The news piece does not say anything about the boyfriend (so we can only assume that he is 'normal') - nor does it particularly describe her mental state beyond saying that she had 'mild mental retardation'.

I understand where you are coming from in your argument about the imbalance of power in a relationship, but a balance has to be struck somewhere - unless the suggestion is that the mentally retarded be sterilised or euthanised as they were in the early part of the 20th century - or perhaps worse institutionalised in assylums where they were still sexually active and in some cases the offspring of those relationships were brought up in the assylum too, and then committed when they reached the age of majority.

It is a terrible thing that this woman has done to that child.

But is it any worse than a driver who kills a child? And what punishment does the driver get? Usually not much, unless they have been drinking.

Actually I can think of an almost exactly similar incident and no one has ever been prosecuted. That is the death of Rhianna Hardie

http://news.bbc.co.uk/1/hi/england/somerset/6176677.stm

The only real difference is that she was killed by corporate neglect and this child's death was down to one person; and that person happened to have mental health issues.

Strings said...

I'm gonna have to disagree with you here, to a point.

Boy goes to bar. Boy meets girl, who seems fairly "normal". Things happen, and feelings develop. Boy then discovers that girl has diminished mental capacity.

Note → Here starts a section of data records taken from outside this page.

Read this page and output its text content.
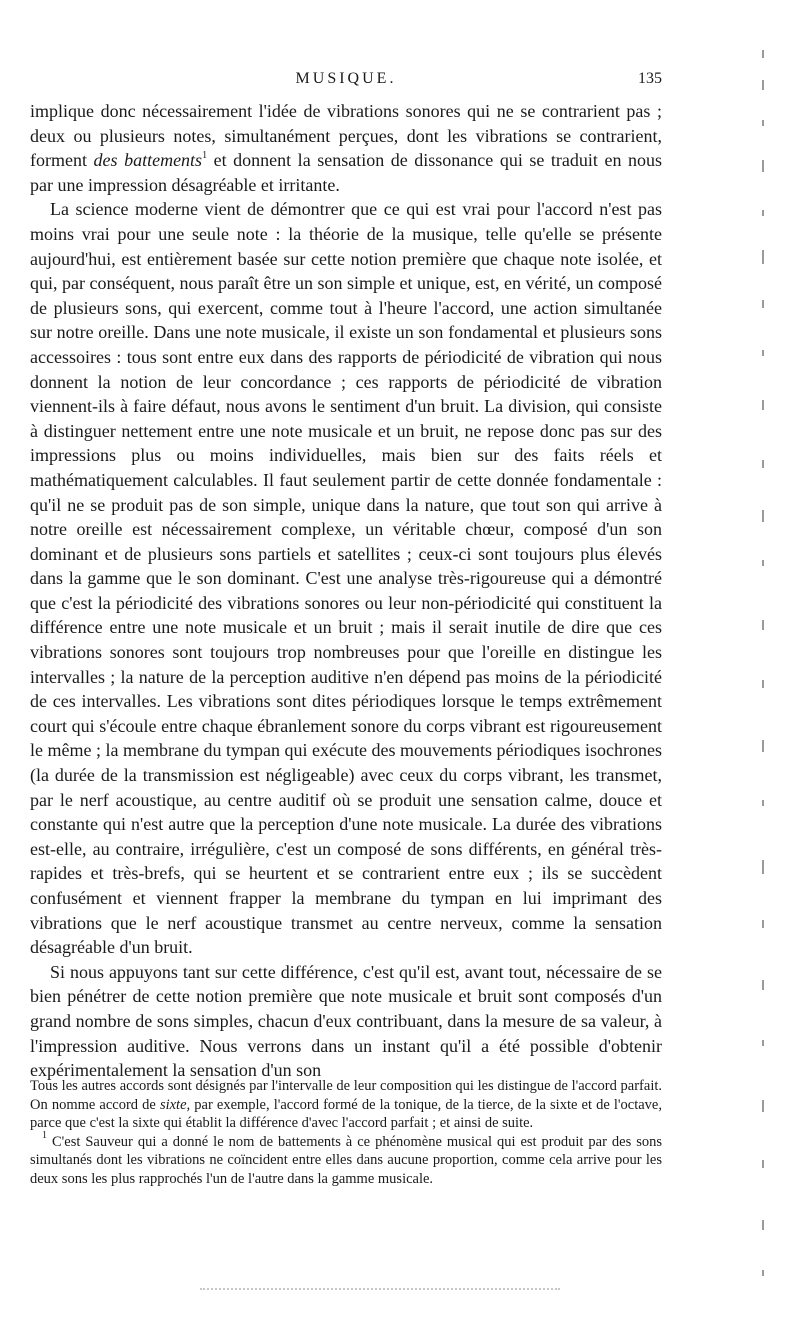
MUSIQUE.	135

implique donc nécessairement l'idée de vibrations sonores qui ne se contrarient pas ; deux ou plusieurs notes, simultanément perçues, dont les vibrations se contrarient, forment des battements$^1$ et donnent la sensation de dissonance qui se traduit en nous par une impression désagréable et irritante.

La science moderne vient de démontrer que ce qui est vrai pour l'accord n'est pas moins vrai pour une seule note : la théorie de la musique, telle qu'elle se présente aujourd'hui, est entièrement basée sur cette notion première que chaque note isolée, et qui, par conséquent, nous paraît être un son simple et unique, est, en vérité, un composé de plusieurs sons, qui exercent, comme tout à l'heure l'accord, une action simultanée sur notre oreille. Dans une note musicale, il existe un son fondamental et plusieurs sons accessoires : tous sont entre eux dans des rapports de périodicité de vibration qui nous donnent la notion de leur concordance ; ces rapports de périodicité de vibration viennent-ils à faire défaut, nous avons le sentiment d'un bruit. La division, qui consiste à distinguer nettement entre une note musicale et un bruit, ne repose donc pas sur des impressions plus ou moins individuelles, mais bien sur des faits réels et mathématiquement calculables. Il faut seulement partir de cette donnée fondamentale : qu'il ne se produit pas de son simple, unique dans la nature, que tout son qui arrive à notre oreille est nécessairement complexe, un véritable chœur, composé d'un son dominant et de plusieurs sons partiels et satellites ; ceux-ci sont toujours plus élevés dans la gamme que le son dominant. C'est une analyse très-rigoureuse qui a démontré que c'est la périodicité des vibrations sonores ou leur non-périodicité qui constituent la différence entre une note musicale et un bruit ; mais il serait inutile de dire que ces vibrations sonores sont toujours trop nombreuses pour que l'oreille en distingue les intervalles ; la nature de la perception auditive n'en dépend pas moins de la périodicité de ces intervalles. Les vibrations sont dites périodiques lorsque le temps extrêmement court qui s'écoule entre chaque ébranlement sonore du corps vibrant est rigoureusement le même ; la membrane du tympan qui exécute des mouvements périodiques isochrones (la durée de la transmission est négligeable) avec ceux du corps vibrant, les transmet, par le nerf acoustique, au centre auditif où se produit une sensation calme, douce et constante qui n'est autre que la perception d'une note musicale. La durée des vibrations est-elle, au contraire, irrégulière, c'est un composé de sons différents, en général très-rapides et très-brefs, qui se heurtent et se contrarient entre eux ; ils se succèdent confusément et viennent frapper la membrane du tympan en lui imprimant des vibrations que le nerf acoustique transmet au centre nerveux, comme la sensation désagréable d'un bruit.

Si nous appuyons tant sur cette différence, c'est qu'il est, avant tout, nécessaire de se bien pénétrer de cette notion première que note musicale et bruit sont composés d'un grand nombre de sons simples, chacun d'eux contribuant, dans la mesure de sa valeur, à l'impression auditive. Nous verrons dans un instant qu'il a été possible d'obtenir expérimentalement la sensation d'un son

Tous les autres accords sont désignés par l'intervalle de leur composition qui les distingue de l'accord parfait. On nomme accord de sixte, par exemple, l'accord formé de la tonique, de la tierce, de la sixte et de l'octave, parce que c'est la sixte qui établit la différence d'avec l'accord parfait ; et ainsi de suite.

$^1$ C'est Sauveur qui a donné le nom de battements à ce phénomène musical qui est produit par des sons simultanés dont les vibrations ne coïncident entre elles dans aucune proportion, comme cela arrive pour les deux sons les plus rapprochés l'un de l'autre dans la gamme musicale.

Do his feelings suddenly end?

Obviously, you can reverse the genders on this one...

Sabra said...

But this isn't "boy meets normal-seeming girl." This is "Boy meets girl. Boy's mother warns boy about girl because she's retarded, & further warns boy not to let girl babysit his child." This is a woman who was *known* to be of quite diminished mental capacity, and a man who saw nothing wrong with being taken advantage of.

And while I am certainly not advocating euthanizing the mentally retarded (curious how you could reach that conclusion from what I wrote), I am certainly advocating actually protecting a class of citizens incapable of giving informed consent. It's why we have statutory rape laws, and why most major organizations, from universities to the military, have anti-fraternization policies.